I’m at it again, talking crazy talk. Earlier this year, I wrote about schools learning from car insurance companies and now Santa?

Yep, Santa.  I think most people have seen “Miracle on 34th Street” the classic Christmas movie in which Santa tells shoppers to go somewhere else if they couldn’t find the toys they wanted at Macy’s. While the store’s management was furious, the reality was that this move actually proved to be beneficial for the store. By Santa putting the needs of the customers above the “sales goals” of the store, he actually helped to improve the experience of the shoppers significantly. Santa built a level of trust with the shoppers that made them feel like the store really cared.

As schools, we can embrace this mindset of putting customers’ needs above our own and really make our customers feel like we care about them and are here to help. That approach builds trust, which is especially important when you consider we’re asking parents to entrust us with educating their children, and shows that we’re not just looking to fill a chair/bed and earn a tuition check.

What can we do to improve the experience of our customers and show that we care? Think about how you communicate with families at your school, for example. While every department may want different ways to communicate with students and families, sometimes having freedom for every arm of the school to do what it wants can detract from the overall experience of the family. We often have tools that allow us to communicate in dozens of ways, and if families don’t know what to expect, it means they might miss something.

Think about how all school information is shared: email, website, notifications, blogs, apps, portals, etc. Finding a way to streamline this information into one consistent platform is a great first step. Does the school filter all emails through one department to oversee timing and messaging, and ensure that families are not hit too many times at once? Or is it every office for itself, doing whatever it wants and sending notices at any given moment? Find out and add up how many times you email your families. You might surprise yourself how often they could be hit on a given day or week.

Let’s break it down and look at just your email processes. You might not realize it, but teachers, coaches, advisors, the development office, business office, dean’s office, school nurse and other offices might each be sending out information to families. Does the school filter all these emails through one department to combine messages into a weekly newsletter and oversee timing and messaging of necessary one-off emails to ensure that families have a regular communication time and are not hit too many times at once? Or is it every office for itself, doing whatever it wants and sending notices at any given moment? Find out and add up how many times you email your families and students. You might surprise yourself how often they could be hit on a given day or week.

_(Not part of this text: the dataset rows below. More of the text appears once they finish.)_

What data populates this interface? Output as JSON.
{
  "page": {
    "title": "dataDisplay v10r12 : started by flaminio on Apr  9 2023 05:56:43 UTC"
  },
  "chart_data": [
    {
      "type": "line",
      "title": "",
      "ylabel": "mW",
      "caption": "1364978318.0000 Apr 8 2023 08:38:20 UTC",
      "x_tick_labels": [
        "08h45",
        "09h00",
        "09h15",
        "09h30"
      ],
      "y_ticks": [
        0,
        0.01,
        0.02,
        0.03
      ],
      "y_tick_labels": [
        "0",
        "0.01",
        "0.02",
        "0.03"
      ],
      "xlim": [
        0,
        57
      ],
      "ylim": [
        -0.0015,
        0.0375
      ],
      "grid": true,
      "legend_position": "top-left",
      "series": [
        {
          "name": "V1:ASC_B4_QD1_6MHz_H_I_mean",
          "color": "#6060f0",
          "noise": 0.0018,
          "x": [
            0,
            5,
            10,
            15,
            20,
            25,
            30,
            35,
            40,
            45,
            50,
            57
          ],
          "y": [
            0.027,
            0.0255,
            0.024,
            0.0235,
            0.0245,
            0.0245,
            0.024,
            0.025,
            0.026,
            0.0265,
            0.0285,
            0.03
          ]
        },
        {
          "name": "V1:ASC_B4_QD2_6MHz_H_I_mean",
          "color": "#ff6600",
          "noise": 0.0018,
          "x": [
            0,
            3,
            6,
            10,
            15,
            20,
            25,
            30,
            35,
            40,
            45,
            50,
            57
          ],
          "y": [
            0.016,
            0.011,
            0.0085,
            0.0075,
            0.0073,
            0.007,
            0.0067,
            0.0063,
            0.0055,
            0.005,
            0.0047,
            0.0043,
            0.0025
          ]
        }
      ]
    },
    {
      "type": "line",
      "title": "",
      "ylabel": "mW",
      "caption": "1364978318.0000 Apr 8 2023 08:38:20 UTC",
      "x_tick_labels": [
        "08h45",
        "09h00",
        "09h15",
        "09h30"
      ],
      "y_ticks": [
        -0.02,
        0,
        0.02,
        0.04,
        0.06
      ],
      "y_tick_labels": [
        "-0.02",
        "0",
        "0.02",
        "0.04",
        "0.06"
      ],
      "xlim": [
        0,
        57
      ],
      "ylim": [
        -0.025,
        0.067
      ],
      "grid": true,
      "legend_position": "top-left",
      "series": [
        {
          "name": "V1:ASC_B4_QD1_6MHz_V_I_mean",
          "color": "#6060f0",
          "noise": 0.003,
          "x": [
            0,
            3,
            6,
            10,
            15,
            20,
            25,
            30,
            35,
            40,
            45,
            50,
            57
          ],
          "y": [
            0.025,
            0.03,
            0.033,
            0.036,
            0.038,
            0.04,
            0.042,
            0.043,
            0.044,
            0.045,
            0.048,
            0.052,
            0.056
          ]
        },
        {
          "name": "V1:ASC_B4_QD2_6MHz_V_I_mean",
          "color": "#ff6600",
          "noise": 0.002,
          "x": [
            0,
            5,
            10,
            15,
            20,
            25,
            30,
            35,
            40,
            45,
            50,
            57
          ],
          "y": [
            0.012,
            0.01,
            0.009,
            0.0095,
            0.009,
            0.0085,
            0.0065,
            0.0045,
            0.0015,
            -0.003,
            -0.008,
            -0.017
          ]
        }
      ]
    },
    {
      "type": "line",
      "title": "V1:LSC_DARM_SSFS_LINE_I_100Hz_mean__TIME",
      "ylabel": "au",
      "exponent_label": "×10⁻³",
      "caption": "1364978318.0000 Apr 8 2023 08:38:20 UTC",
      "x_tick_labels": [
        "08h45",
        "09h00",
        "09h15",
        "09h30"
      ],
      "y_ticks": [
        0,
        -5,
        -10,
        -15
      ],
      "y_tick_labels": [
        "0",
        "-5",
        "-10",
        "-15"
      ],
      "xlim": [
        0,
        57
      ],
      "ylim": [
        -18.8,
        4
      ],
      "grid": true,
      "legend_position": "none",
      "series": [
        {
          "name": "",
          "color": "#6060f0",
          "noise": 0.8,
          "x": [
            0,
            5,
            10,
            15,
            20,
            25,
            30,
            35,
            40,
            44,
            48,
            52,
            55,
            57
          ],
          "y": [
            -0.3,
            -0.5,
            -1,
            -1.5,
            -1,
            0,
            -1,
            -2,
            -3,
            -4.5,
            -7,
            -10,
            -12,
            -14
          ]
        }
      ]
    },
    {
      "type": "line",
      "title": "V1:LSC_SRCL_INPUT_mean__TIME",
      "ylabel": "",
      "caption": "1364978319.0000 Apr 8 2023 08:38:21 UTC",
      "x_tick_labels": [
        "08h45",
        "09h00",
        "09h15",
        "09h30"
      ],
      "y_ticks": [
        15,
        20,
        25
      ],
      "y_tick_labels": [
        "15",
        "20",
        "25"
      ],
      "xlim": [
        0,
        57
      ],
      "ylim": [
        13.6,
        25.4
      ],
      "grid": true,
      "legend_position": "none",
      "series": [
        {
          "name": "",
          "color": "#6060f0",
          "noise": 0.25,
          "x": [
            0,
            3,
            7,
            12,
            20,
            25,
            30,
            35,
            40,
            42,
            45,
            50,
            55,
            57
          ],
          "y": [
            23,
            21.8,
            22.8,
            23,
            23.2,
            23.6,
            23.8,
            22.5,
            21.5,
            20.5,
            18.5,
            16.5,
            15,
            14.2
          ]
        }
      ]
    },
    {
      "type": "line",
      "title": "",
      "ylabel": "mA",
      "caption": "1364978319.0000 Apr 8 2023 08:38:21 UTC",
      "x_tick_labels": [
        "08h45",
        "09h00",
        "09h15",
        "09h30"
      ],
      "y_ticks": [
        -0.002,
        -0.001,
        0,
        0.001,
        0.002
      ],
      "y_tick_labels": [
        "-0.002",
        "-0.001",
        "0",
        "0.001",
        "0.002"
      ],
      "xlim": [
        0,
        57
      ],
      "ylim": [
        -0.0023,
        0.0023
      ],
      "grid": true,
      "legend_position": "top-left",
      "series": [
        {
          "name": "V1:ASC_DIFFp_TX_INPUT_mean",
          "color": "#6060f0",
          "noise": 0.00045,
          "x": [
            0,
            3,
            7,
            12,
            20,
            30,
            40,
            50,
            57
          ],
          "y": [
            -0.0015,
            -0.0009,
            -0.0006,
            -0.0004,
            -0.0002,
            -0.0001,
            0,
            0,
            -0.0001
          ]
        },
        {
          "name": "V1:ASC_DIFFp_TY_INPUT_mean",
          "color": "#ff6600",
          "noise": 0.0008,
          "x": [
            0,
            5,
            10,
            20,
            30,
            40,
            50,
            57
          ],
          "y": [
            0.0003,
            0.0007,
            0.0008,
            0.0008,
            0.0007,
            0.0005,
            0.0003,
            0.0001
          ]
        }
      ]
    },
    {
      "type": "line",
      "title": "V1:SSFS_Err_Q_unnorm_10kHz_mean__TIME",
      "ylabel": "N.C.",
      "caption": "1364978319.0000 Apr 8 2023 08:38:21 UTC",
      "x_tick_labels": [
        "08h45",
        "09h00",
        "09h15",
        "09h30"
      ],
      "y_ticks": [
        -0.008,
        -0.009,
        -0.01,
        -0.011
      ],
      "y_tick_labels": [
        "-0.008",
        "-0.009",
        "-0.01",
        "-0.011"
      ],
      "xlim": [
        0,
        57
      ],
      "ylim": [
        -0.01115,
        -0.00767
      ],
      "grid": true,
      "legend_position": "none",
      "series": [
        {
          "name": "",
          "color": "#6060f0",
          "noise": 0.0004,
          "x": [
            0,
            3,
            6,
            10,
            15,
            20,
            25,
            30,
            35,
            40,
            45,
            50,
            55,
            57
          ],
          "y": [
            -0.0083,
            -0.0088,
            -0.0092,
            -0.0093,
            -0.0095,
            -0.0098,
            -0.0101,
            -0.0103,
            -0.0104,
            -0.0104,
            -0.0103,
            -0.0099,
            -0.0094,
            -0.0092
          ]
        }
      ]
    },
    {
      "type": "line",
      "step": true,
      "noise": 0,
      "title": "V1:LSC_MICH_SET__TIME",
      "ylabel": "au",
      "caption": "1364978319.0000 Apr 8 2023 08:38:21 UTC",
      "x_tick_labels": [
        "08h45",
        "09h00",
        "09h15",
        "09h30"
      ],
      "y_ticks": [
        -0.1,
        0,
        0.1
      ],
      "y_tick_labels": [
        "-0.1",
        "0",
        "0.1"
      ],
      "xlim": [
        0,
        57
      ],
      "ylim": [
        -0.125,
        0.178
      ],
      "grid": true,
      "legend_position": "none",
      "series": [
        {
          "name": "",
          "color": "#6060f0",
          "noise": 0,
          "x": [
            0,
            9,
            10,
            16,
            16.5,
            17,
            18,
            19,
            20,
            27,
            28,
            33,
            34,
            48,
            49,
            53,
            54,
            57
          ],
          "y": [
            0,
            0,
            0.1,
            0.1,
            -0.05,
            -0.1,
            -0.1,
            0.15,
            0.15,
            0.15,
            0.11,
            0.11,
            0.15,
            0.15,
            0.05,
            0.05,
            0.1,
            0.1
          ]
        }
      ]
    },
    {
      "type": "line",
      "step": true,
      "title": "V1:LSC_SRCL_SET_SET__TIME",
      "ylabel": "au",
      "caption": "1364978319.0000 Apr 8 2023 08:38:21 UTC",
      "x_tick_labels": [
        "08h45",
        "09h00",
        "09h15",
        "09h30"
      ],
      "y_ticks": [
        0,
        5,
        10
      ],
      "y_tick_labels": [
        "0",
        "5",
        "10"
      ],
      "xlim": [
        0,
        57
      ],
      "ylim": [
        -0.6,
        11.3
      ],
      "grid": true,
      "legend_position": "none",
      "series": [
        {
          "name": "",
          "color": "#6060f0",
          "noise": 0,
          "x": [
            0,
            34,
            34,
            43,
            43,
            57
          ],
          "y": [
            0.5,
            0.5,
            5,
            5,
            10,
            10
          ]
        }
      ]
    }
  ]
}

That’s not the only place we can put customers’ needs above our own. Consider the various forms at your school, perhaps. Are your forms overly complicated for parents because they truly NEED to be, or because it makes our lives easier at the school when it comes to data entry and saving time?

The school’s donation form is one of the first places I can see an immediate customer experience issue. We want customers to give us money because they care about us, but yet so many schools make the gift-giving process cumbersome. With many people relying on their phones as a primary point of contact, is your form optimized for mobile? How many questions do you ask on the form? Do you REALLY need the donor’s email, phone, address, class year, spouse name, job information, and credit card info? Or could you get away with just name, email, credit card info? Then you look up the information you need in your database and follow up with them via email if more information is required. It may take a few more minutes of your own time, but if you’re getting a donation that you wouldn’t otherwise get AND building relationships, isn’t it worth the effort?

The admission inquiry form is another perfect example. Schools typically require families to fill out an inquiry form that’s more akin to a pre-application than a true inquiry form. Do you really really need every field on that form to be there? Could you maybe get away with using only three or four fields, and then following up with the family to get more information? Look at ways to simply the form, and you might actually see more inquiries coming in.

A great customer experience is crucial for a business, including schools, to be successful. We often forget that our families are customers and that we need to make sure they are happy. We do want them coming back to annually and telling others how amazing we are. What are you doing to improve your own customers’ experiences?